Los tradicionales y laboriosos procedimientos de "etiquetado e intercambio" se basaban en dos pasos sucesivos de recombinación homóloga (HR-), el primero ("HR1") para introducir una etiqueta que constaba de un gen marcador de selección. Luego se usó "HR2" para reemplazar el marcador por el "GOI. En la primera reacción (" knock-out "-), el gen se etiquetó con un marcador seleccionable, generalmente mediante la inserción de un casete higtk ([+/-]) proporcionando resistencia a G418. En el siguiente paso de "knock-in", la secuencia genómica etiquetada se reemplazó por secuencias genómicas homólogas con ciertas mutaciones.
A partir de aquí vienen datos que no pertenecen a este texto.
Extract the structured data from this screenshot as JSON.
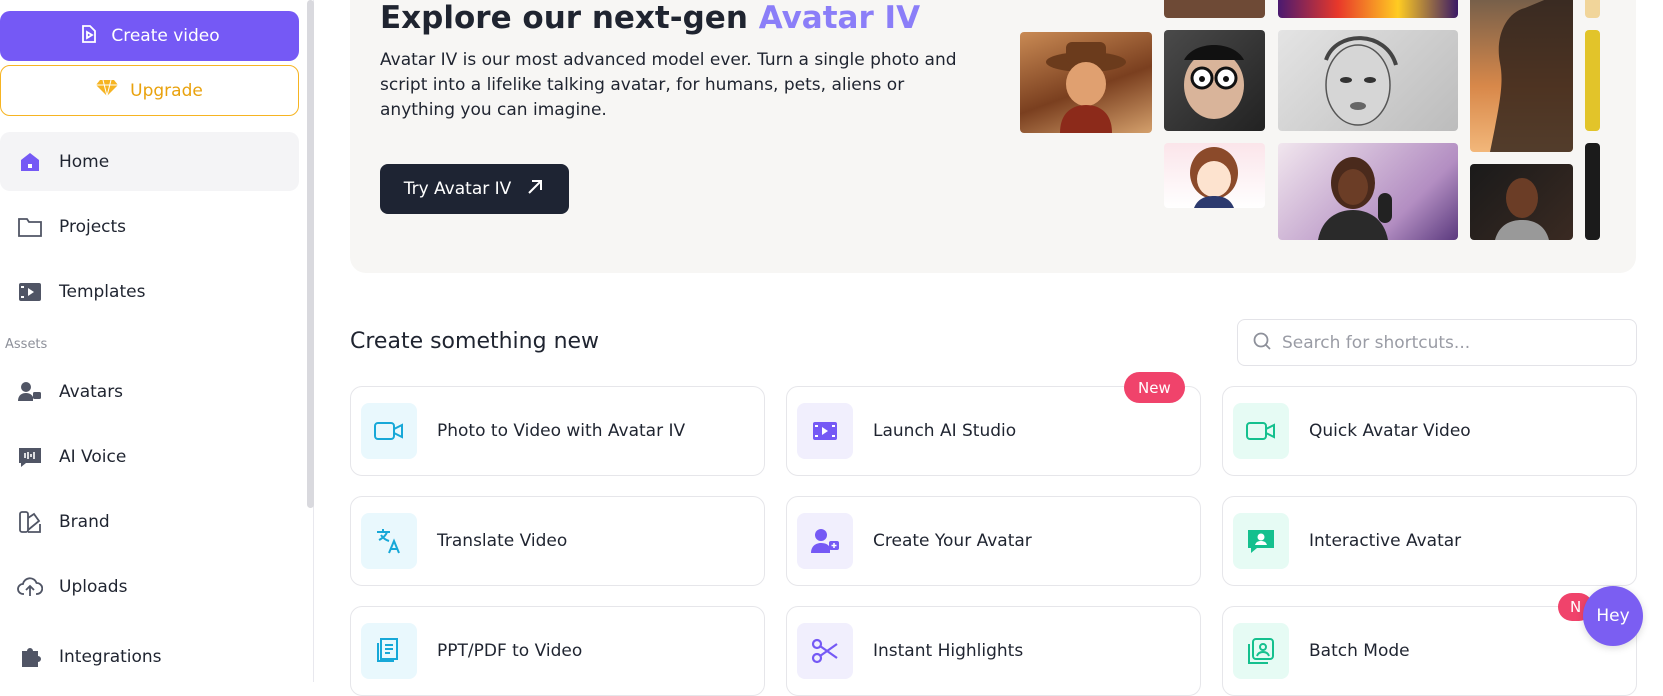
{
  "sidebar": {
    "create_video": "Create video",
    "upgrade": "Upgrade",
    "assets_label": "Assets",
    "items": [
      {
        "label": "Home"
      },
      {
        "label": "Projects"
      },
      {
        "label": "Templates"
      },
      {
        "label": "Avatars"
      },
      {
        "label": "AI Voice"
      },
      {
        "label": "Brand"
      },
      {
        "label": "Uploads"
      },
      {
        "label": "Integrations"
      }
    ]
  },
  "banner": {
    "title_main": "Explore our next-gen ",
    "title_accent": "Avatar IV",
    "description": "Avatar IV is our most advanced model ever. Turn a single photo and script into a lifelike talking avatar, for humans, pets, aliens or anything you can imagine.",
    "button": "Try Avatar IV"
  },
  "shortcuts": {
    "title": "Create something new",
    "search_placeholder": "Search for shortcuts...",
    "badge_new": "New",
    "badge_new_partial": "N",
    "cards": [
      {
        "label": "Photo to Video with Avatar IV",
        "icon": "video-camera-icon"
      },
      {
        "label": "Launch AI Studio",
        "icon": "film-icon"
      },
      {
        "label": "Quick Avatar Video",
        "icon": "video-camera-icon"
      },
      {
        "label": "Translate Video",
        "icon": "translate-icon"
      },
      {
        "label": "Create Your Avatar",
        "icon": "user-add-icon"
      },
      {
        "label": "Interactive Avatar",
        "icon": "chat-avatar-icon"
      },
      {
        "label": "PPT/PDF to Video",
        "icon": "document-icon"
      },
      {
        "label": "Instant Highlights",
        "icon": "scissors-icon"
      },
      {
        "label": "Batch Mode",
        "icon": "batch-icon"
      }
    ]
  },
  "chat": {
    "label": "Hey"
  },
  "colors": {
    "primary": "#7559f5",
    "upgrade": "#f6b422",
    "dark_button": "#1e2433",
    "badge": "#f0436b",
    "accent_text": "#8b7ef8"
  }
}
Los clones celulares podrían aislarse por su resistencia al ganciclovir debido a la pérdida del gen HSV-tk, es decir ("selección negativa") Este procedimiento convencional de etiquetado e intercambio de dos pasos [15] podría simplificarse después de la llegada de RMCE, que podría asumir el control y agregar eficiencia al paso de knock-in.
Integrasa PhiC31
Sin mucha duda, las integraas de Ser son las herramientas de elección actuales para integrar transgenes en un número restringido de sitios aceptores genómicos bien entendidos que en su mayoría (pero no siempre) imitan el sitio att P del fago en el sentido de que atraen un vector donante que contiene att B . En este momento, el miembro más destacado es PhiC31-INT con un potencial probado en el contexto de los genomas humanos y de ratón.
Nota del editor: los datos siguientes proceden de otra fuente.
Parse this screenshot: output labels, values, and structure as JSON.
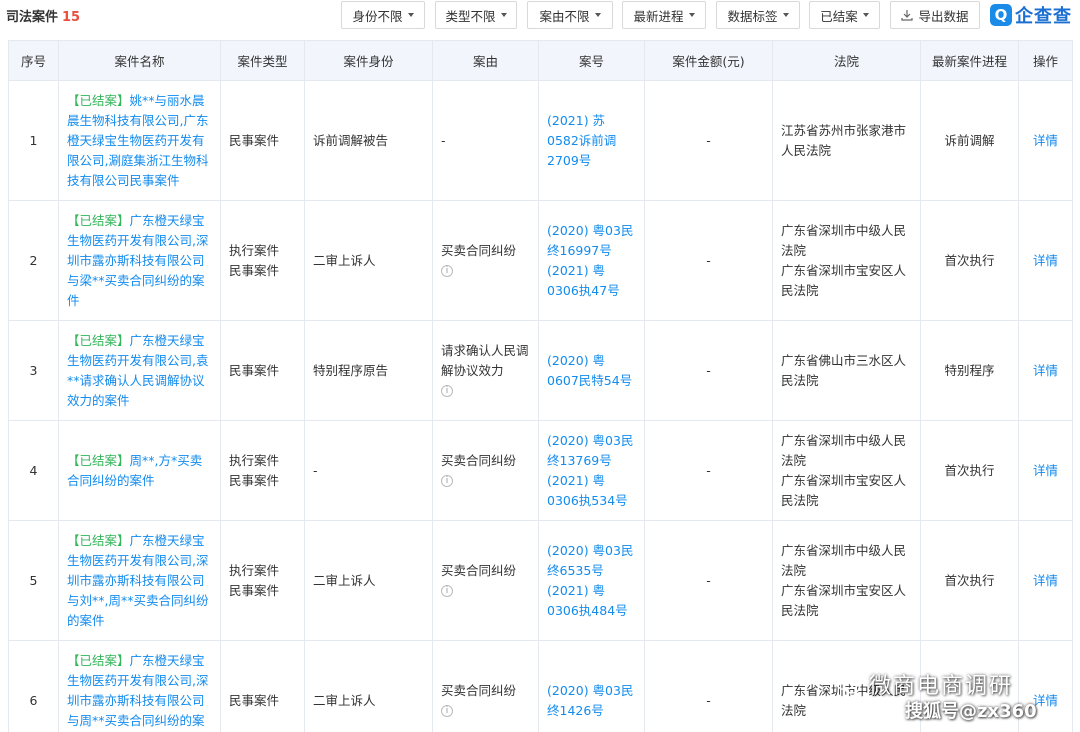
{
  "header": {
    "title": "司法案件",
    "count": "15",
    "filters": [
      "身份不限",
      "类型不限",
      "案由不限",
      "最新进程",
      "数据标签",
      "已结案"
    ],
    "export_label": "导出数据",
    "logo_mark": "Q",
    "logo_text": "企查查"
  },
  "table": {
    "columns": [
      "序号",
      "案件名称",
      "案件类型",
      "案件身份",
      "案由",
      "案号",
      "案件金额(元)",
      "法院",
      "最新案件进程",
      "操作"
    ],
    "rows": [
      {
        "no": "1",
        "status": "【已结案】",
        "title": "姚**与丽水晨晨生物科技有限公司,广东橙天绿宝生物医药开发有限公司,涮庭集浙江生物科技有限公司民事案件",
        "type": "民事案件",
        "role": "诉前调解被告",
        "reason": "-",
        "case_no": "(2021) 苏0582诉前调2709号",
        "amount": "-",
        "court": "江苏省苏州市张家港市人民法院",
        "progress": "诉前调解",
        "action": "详情"
      },
      {
        "no": "2",
        "status": "【已结案】",
        "title": "广东橙天绿宝生物医药开发有限公司,深圳市露亦斯科技有限公司与梁**买卖合同纠纷的案件",
        "type": "执行案件\n民事案件",
        "role": "二审上诉人",
        "reason": "买卖合同纠纷",
        "case_no": "(2020) 粤03民终16997号\n(2021) 粤0306执47号",
        "amount": "-",
        "court": "广东省深圳市中级人民法院\n广东省深圳市宝安区人民法院",
        "progress": "首次执行",
        "action": "详情"
      },
      {
        "no": "3",
        "status": "【已结案】",
        "title": "广东橙天绿宝生物医药开发有限公司,袁**请求确认人民调解协议效力的案件",
        "type": "民事案件",
        "role": "特别程序原告",
        "reason": "请求确认人民调解协议效力",
        "case_no": "(2020) 粤0607民特54号",
        "amount": "-",
        "court": "广东省佛山市三水区人民法院",
        "progress": "特别程序",
        "action": "详情"
      },
      {
        "no": "4",
        "status": "【已结案】",
        "title": "周**,方*买卖合同纠纷的案件",
        "type": "执行案件\n民事案件",
        "role": "-",
        "reason": "买卖合同纠纷",
        "case_no": "(2020) 粤03民终13769号\n(2021) 粤0306执534号",
        "amount": "-",
        "court": "广东省深圳市中级人民法院\n广东省深圳市宝安区人民法院",
        "progress": "首次执行",
        "action": "详情"
      },
      {
        "no": "5",
        "status": "【已结案】",
        "title": "广东橙天绿宝生物医药开发有限公司,深圳市露亦斯科技有限公司与刘**,周**买卖合同纠纷的案件",
        "type": "执行案件\n民事案件",
        "role": "二审上诉人",
        "reason": "买卖合同纠纷",
        "case_no": "(2020) 粤03民终6535号\n(2021) 粤0306执484号",
        "amount": "-",
        "court": "广东省深圳市中级人民法院\n广东省深圳市宝安区人民法院",
        "progress": "首次执行",
        "action": "详情"
      },
      {
        "no": "6",
        "status": "【已结案】",
        "title": "广东橙天绿宝生物医药开发有限公司,深圳市露亦斯科技有限公司与周**买卖合同纠纷的案件",
        "type": "民事案件",
        "role": "二审上诉人",
        "reason": "买卖合同纠纷",
        "case_no": "(2020) 粤03民终1426号",
        "amount": "-",
        "court": "广东省深圳市中级人民法院",
        "progress": "",
        "action": "详情"
      }
    ]
  },
  "watermark": {
    "line1": "微商电商调研",
    "line2": "搜狐号@zx360"
  },
  "colors": {
    "status_green": "#31b55a",
    "link_blue": "#128bed",
    "count_red": "#e84f3f",
    "header_bg": "#f2f6fc"
  }
}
Al contrario de las recombinasas de Tyr anteriores, PhiC31-INT como tal actúa de manera unidireccional, bloqueando firmemente el vector donante en una diana anclada genómicamente. Una ventaja obvia de este sistema es que puede depender de sitios donantes att P (aceptor) y att B nativos no modificados . Pueden surgir beneficios adicionales (junto con ciertas complicaciones) del hecho de que los genomas humanos y de ratón contienen per se un número limitado de dianas endógenas (los denominados " pseudositios att P"). La información disponible sugiere que los requisitos considerables de la secuencia de ADN permiten que la integrasa reconozca menos sitios que los sistemas de integración retrovirales o incluso basados en transposasas, abriendo su carrera como un vehículo portador superior para el transporte e inserción en una serie de sitios genómicos bien establecidos, algunos de los cuales con tan llamadas propiedades de "puerto seguro". [10]
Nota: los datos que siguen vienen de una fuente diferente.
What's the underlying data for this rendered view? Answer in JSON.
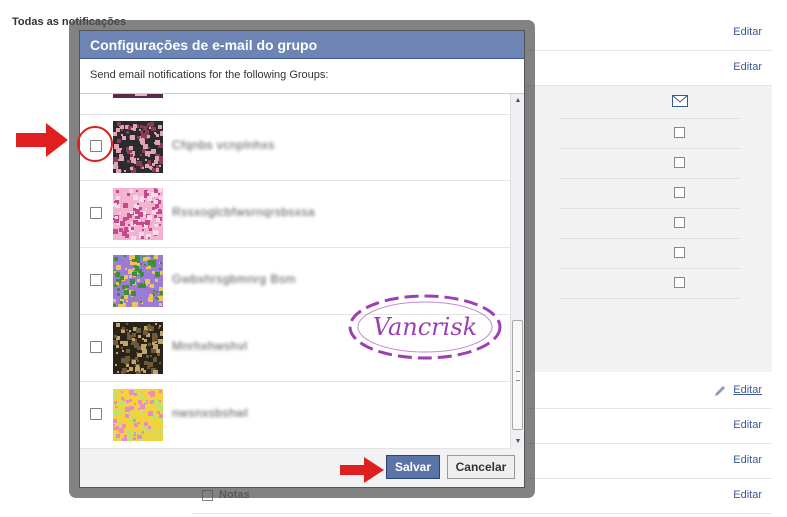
{
  "page": {
    "heading": "Todas as notificações",
    "edit_label": "Editar",
    "last_item_label": "Notas"
  },
  "dialog": {
    "title": "Configurações de e-mail do grupo",
    "subtitle": "Send email notifications for the following Groups:",
    "save_label": "Salvar",
    "cancel_label": "Cancelar",
    "groups": [
      {
        "name": "Cfqnbs vcnplnhxs",
        "checked": false,
        "colors": [
          "#2b2b2b",
          "#e1a3b8",
          "#8c3c5a"
        ]
      },
      {
        "name": "Rssxoglcbfwsrnqrsbsxsa",
        "checked": false,
        "colors": [
          "#f1b3d0",
          "#c44a8a",
          "#f7dbe8"
        ]
      },
      {
        "name": "Gwbxhrsgbmnrg Bsm",
        "checked": false,
        "colors": [
          "#9b7bd6",
          "#f0c25a",
          "#3c8d3c"
        ]
      },
      {
        "name": "Mnrhxhwshvl",
        "checked": false,
        "colors": [
          "#2a2418",
          "#c3a46b",
          "#6e5a3a"
        ]
      },
      {
        "name": "nwsnxsbshwl",
        "checked": false,
        "colors": [
          "#f4d23c",
          "#ee89c3",
          "#c2e06b"
        ]
      }
    ]
  },
  "watermark_text": "Vancrisk",
  "colors": {
    "title_bar": "#6d84b4",
    "primary_button": "#5b74a8",
    "annotation_red": "#d92121",
    "watermark_purple": "#9b3fb4",
    "link_blue": "#3b5998"
  },
  "icons": {
    "envelope": "envelope-icon",
    "pencil": "pencil-icon",
    "arrow": "red-arrow-icon"
  }
}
Aprovechando el hecho de rutas de recombinación específicas ( att P x att B), RMCE se hace posible sin requisitos para sitios att heteroespecíficos sintéticos. Esta ventaja obvia, sin embargo, se produce a expensas de ciertas deficiencias, como la falta de control sobre el tipo o la direccionalidad del casete de entrada (donante). [6] Se imponen restricciones adicionales por el hecho de que la irreversibilidad no permite configuraciones estándar de multiplexación-RMCE que incluyen reacciones "RMCE en serie", es decir, intercambios repetidos de casetes en un locus genómico dado .
Outlook y perspectivas
La anotación de los genomas humanos y de ratón ha llevado a la identificación de más de 20 000 genes que codifican proteínas y más de 3 000 genes de ARN no codificantes, que guían el desarrollo del organismo desde la fertilización hasta la embriogénesis y la vida adulta. Aunque se observa un progreso espectacular, la relevancia de las variantes genéticas raras sigue siendo un tema central de investigación.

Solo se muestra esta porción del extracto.